“It’s been a complete whirlwind,” says Guy Leach, one of those owners who have been supporting racing for decades without attaining any kind of fame. His involvement, while enjoyable, has generally been confined to Mondays at Chepstow and Tuesdays at Wolverhampton, where whirlwinds are rarely to be found, but now, thanks to the magnificent Pyledriver, Leach is a Royal Ascot winner with every reason to hope for a big result in Saturday’s Derby.
Along with his brother, Huw, and Roger Devlin, a friend from long-ago university days, the Cardiff-based Leach has been owning “bits and bobs for about 20 years”. Flashy colts and Classic entries were never supposed to be on the agenda. They thought they had hit the big time when Pistol took them to the Cheltenham Festival in 2013, where he was a 25-1 shot in the Fred Winter.
“He flattered to deceive a bit,” Leach recalls of Pistol, his voice a blend of affection and ruefulness. “He won two of his first three races but he loved lolling along against poor company and when he was up against the big boys, he didn’t really like it.”
Something maybe a bit better than Pistol was what they were hoping for when they bought a hurdling prospect from Philip Hobbs in the summer of 2015. La Pyle had won on the Flat in France but could not translate that success to Worcester or Fontwell. Leach reckons an accident in training held her back.
The friends decided to cut their losses and put her up for auction, changing their minds only when the late Kevin Mercer, of Usk Valley Stud, looked at her pedigree and liked what he saw. He encouraged Leach to try something new and breed from her.
Her first foal is Pyledriver, a 50-1 winner of his debut race at Salisbury last summer who has continued to beat the odds. A big horse, he still looked a work in progress when sent to Royal Ascot recently, where he finished clear of a couple of fancied Aidan O’Brien runners in the King Edward VII Stakes, known as the Ascot Derby.
Naturally enough, his owners have had a few offers along the way but are happy to sit tight for now. “There’s three of us, so even if it’s a sizeable number, it has to be divided three ways,” Leach says.
One early approach was tempting but would probably have meant the colt disappearing overseas.

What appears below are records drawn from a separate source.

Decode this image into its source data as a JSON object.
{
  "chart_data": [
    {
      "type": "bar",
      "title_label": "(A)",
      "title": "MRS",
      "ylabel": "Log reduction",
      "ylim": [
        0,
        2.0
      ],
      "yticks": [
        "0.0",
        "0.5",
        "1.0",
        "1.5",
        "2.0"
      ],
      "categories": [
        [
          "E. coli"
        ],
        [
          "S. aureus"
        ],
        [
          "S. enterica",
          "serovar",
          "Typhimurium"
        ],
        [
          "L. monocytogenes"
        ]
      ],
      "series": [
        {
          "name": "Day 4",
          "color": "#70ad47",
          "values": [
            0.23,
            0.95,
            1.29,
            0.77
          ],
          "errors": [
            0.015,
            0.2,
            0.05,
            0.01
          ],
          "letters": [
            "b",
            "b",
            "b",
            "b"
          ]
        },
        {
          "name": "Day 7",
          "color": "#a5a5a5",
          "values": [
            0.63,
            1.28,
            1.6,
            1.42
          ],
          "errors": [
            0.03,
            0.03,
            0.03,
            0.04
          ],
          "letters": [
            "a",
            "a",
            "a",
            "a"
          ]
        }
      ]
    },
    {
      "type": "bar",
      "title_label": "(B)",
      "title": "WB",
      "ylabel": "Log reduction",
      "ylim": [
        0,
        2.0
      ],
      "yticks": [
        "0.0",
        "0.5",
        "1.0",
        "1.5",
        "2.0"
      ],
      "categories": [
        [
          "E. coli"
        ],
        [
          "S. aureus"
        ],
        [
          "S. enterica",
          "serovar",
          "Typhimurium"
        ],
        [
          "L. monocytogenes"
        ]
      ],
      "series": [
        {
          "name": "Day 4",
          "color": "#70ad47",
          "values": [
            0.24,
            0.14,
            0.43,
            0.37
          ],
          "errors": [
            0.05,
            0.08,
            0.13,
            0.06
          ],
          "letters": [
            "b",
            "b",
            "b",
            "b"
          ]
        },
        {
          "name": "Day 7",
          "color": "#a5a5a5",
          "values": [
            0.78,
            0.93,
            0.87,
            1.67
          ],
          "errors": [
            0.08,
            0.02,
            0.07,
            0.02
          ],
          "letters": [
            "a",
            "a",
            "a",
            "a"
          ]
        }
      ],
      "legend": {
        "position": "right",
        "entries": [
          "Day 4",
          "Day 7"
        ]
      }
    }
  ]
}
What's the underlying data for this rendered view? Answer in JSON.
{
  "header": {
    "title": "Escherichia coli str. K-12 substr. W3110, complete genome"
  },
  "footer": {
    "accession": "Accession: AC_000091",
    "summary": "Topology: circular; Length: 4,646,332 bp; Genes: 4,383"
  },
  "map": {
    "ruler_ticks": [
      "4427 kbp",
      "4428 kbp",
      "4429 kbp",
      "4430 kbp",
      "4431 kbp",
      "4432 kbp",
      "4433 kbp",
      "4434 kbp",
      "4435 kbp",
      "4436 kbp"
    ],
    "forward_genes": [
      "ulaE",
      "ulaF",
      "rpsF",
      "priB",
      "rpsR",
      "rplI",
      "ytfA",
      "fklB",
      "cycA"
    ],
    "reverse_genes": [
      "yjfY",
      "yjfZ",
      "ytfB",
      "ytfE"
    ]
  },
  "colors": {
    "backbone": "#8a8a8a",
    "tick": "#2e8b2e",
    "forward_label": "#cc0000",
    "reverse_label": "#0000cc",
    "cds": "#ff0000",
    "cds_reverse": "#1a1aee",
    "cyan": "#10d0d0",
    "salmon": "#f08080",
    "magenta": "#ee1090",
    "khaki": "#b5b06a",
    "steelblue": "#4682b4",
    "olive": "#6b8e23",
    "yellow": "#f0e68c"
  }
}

Mindful that La Pyle would produce more foals, they wanted him running in Britain and hopefully advertising the quality of his family.
Pyledriver runs in the name of Leach’s engineering firm, Knox & Wells, which has managed to continue operating at around 80% capacity during the coronavirus crisis. But the lockdown rules in Wales mean he will not be able to attend Epsom on Saturday, even if racing does relax its precautions to allow owners to be present.
“Our two daughters will be here, we’ll open the French doors, sit out on the terrace, have a glass of wine with them and we’ll be shouting away. We’ll still enjoy it.”
It is a pity to be missing a once in a lifetime experience but Leach is philosophical. “A friend of mine said to me, why couldn’t you be at Ascot? But if you’re living on the 10th floor with two kids and a dog and you see people swanning around at Ascot … it’s not a fair world. So I accepted it, to be honest.”
The bookmakers have Pyledriver sixth in the Derby betting at 16-1, a shorter price than he was for Ascot. “I’m realistic on the chance,” Leach says. “There’s obviously a lot of other good horses. But we’re just delighted to be there and he just keeps surpassing all expectations. You just hope he gets a clean run.”
Saturday’s Northumberland Plate fell to Caravan Of Hope, trained by Hugo Palmer, who also had the third home, Collide. Now based in Newmarket and with no trace of a north-eastern accent, Palmer nonetheless claimed this as a local victory. “I’m a Newcastle United fan, I grew up just north of there, I went to university there,” he said. “The Plate is one of those races I’ve dreamt of winning.”